It may not seem like it, but today we have much for which to be thankful.
Sure, it’s easy to get bogged down with all that seems to be wrong with 2020. We have spent months limiting our activities and travels, hoping to somehow avoid contracting or spreading the coronavirus that arrived in our region even before spring had sprung.
Wildfires ravaged much of Australia and the American West. A massive explosion killed or injured scores of people in Beirut and destroyed a large swath of the city. Typhoons in the Pacific and hurricanes in the Atlantic wreaked havoc.
Here at home, controversial police shootings sparked widespread civil unrest as we navigated one of the most contentious presidential elections in our history. Even today, weeks after Election Day, President Donald Trump has yet to concede to the apparent victor, former Vice President and Democrat Joe Biden, as Trump’s legal team continues efforts to challenge the results in court.
All in all, those things and more add up to a year that has proven to be rather exhausting.
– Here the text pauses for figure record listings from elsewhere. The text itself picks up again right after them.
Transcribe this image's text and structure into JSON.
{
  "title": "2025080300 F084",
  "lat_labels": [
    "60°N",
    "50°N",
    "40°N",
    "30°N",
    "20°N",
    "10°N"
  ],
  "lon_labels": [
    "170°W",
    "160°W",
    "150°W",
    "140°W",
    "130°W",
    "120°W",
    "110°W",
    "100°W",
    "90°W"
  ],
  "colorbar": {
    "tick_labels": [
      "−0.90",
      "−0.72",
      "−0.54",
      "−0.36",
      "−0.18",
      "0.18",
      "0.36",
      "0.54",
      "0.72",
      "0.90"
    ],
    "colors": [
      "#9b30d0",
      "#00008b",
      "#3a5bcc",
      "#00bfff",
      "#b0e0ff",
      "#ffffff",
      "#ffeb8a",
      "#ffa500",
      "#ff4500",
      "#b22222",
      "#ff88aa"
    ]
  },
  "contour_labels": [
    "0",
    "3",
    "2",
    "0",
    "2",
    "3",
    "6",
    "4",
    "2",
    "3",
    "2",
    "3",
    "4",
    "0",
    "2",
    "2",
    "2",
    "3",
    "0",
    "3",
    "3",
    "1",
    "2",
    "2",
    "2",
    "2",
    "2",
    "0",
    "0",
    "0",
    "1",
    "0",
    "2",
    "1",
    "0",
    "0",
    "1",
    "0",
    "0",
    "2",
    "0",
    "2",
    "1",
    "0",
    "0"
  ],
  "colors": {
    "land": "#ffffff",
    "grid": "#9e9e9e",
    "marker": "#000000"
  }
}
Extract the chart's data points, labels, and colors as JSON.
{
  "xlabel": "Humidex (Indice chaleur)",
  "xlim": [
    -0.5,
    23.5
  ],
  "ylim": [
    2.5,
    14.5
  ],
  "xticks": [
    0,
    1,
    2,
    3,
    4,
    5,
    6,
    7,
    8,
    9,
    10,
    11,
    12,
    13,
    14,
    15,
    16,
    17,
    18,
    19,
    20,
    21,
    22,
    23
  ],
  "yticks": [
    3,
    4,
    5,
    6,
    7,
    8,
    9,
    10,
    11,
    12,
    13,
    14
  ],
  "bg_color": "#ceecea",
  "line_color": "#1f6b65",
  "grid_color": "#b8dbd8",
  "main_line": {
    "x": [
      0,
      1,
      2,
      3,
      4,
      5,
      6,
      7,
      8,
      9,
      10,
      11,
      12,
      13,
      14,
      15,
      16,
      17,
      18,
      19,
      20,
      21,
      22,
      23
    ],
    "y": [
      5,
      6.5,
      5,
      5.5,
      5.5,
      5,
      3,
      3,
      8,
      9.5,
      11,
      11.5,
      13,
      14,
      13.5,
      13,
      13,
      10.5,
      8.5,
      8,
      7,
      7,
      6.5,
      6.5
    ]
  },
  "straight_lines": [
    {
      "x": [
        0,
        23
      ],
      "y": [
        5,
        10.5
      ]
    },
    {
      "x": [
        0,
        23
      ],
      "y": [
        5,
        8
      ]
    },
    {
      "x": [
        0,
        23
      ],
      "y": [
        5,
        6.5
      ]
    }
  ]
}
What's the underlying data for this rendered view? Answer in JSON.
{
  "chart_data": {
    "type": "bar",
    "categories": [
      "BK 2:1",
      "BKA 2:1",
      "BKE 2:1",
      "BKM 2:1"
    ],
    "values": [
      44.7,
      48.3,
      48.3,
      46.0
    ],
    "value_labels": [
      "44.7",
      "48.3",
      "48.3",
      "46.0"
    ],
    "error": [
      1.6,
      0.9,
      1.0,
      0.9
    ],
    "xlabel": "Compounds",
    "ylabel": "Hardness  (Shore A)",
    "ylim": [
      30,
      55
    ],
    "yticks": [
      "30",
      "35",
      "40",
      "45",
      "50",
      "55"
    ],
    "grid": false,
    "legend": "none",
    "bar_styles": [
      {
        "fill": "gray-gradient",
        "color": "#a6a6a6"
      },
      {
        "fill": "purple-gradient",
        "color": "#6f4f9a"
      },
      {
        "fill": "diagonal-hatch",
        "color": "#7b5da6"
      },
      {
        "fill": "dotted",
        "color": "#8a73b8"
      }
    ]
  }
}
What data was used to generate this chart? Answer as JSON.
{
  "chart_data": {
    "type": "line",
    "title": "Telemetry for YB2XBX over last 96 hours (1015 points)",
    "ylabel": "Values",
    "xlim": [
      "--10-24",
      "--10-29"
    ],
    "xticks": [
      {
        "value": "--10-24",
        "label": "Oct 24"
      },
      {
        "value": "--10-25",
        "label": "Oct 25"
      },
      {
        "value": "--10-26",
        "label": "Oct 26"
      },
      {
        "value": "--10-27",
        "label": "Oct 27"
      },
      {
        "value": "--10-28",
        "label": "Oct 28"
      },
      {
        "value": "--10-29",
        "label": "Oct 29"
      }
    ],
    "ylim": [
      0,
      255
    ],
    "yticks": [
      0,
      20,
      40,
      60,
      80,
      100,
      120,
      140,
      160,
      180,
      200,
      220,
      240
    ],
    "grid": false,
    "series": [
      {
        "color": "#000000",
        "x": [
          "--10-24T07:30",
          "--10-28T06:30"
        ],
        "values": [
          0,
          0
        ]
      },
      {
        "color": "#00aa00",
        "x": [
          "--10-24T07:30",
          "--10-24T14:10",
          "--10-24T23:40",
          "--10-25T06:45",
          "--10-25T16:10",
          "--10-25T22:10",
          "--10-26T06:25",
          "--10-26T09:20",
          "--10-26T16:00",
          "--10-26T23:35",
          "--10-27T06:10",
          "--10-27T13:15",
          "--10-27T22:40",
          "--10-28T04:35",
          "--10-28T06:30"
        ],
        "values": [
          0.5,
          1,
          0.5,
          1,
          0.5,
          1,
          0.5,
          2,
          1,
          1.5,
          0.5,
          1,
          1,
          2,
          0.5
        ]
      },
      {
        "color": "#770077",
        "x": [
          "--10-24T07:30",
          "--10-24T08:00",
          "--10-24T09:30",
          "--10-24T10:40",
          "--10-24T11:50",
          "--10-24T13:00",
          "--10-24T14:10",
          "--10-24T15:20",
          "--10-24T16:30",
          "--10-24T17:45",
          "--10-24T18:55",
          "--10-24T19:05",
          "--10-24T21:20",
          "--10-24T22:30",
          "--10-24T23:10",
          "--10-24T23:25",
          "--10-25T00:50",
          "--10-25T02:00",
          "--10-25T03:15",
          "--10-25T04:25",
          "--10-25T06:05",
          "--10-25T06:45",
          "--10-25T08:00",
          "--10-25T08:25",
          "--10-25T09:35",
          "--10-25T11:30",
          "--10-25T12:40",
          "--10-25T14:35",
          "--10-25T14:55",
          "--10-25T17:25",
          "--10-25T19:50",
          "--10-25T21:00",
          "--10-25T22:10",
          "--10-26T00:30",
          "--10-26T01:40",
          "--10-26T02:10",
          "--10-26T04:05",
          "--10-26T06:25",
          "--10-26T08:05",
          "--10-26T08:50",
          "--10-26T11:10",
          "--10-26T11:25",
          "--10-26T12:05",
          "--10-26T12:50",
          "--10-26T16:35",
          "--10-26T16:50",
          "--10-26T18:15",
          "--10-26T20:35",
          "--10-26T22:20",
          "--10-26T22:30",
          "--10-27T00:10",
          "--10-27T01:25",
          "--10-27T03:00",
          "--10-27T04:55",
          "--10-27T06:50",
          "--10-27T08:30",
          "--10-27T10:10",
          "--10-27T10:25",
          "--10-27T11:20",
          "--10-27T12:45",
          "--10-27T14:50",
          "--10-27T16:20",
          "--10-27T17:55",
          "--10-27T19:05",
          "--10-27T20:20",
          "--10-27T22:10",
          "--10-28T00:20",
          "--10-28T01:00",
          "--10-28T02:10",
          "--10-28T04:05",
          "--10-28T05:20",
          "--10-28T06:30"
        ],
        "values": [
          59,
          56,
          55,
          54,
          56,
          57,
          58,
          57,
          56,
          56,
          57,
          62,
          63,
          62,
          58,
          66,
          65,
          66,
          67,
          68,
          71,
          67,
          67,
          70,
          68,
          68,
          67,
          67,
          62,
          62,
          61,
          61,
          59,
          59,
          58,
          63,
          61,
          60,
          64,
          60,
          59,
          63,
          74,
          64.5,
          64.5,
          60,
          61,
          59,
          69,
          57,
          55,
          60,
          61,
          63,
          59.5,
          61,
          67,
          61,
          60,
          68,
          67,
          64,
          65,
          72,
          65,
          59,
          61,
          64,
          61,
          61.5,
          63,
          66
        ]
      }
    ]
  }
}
Today, however, most Americans will be able to pause and reflect on the good things in life — the things for which we can and should be grateful.
Many can be thankful that they or a loved one survived and recovered from the virus that causes COVID-19. Others can be thankful that they have so far managed to avoid it. We all can be thankful that several promising vaccines are in development and nearly ready to distribute.
We can be thankful that we live in a nation where the people still have the right and the ability to vote for the way we wish to be governed. And we should be thankful for the roofs over our heads, the feasts on our tables and the technology that has allowed many of us to work remotely through the pandemic, thus helping to keep everyone safe.
Finally, we can be thankful for one another. We can appreciate our family members and friends and be grateful that we live in a region where neighbors truly care for one another.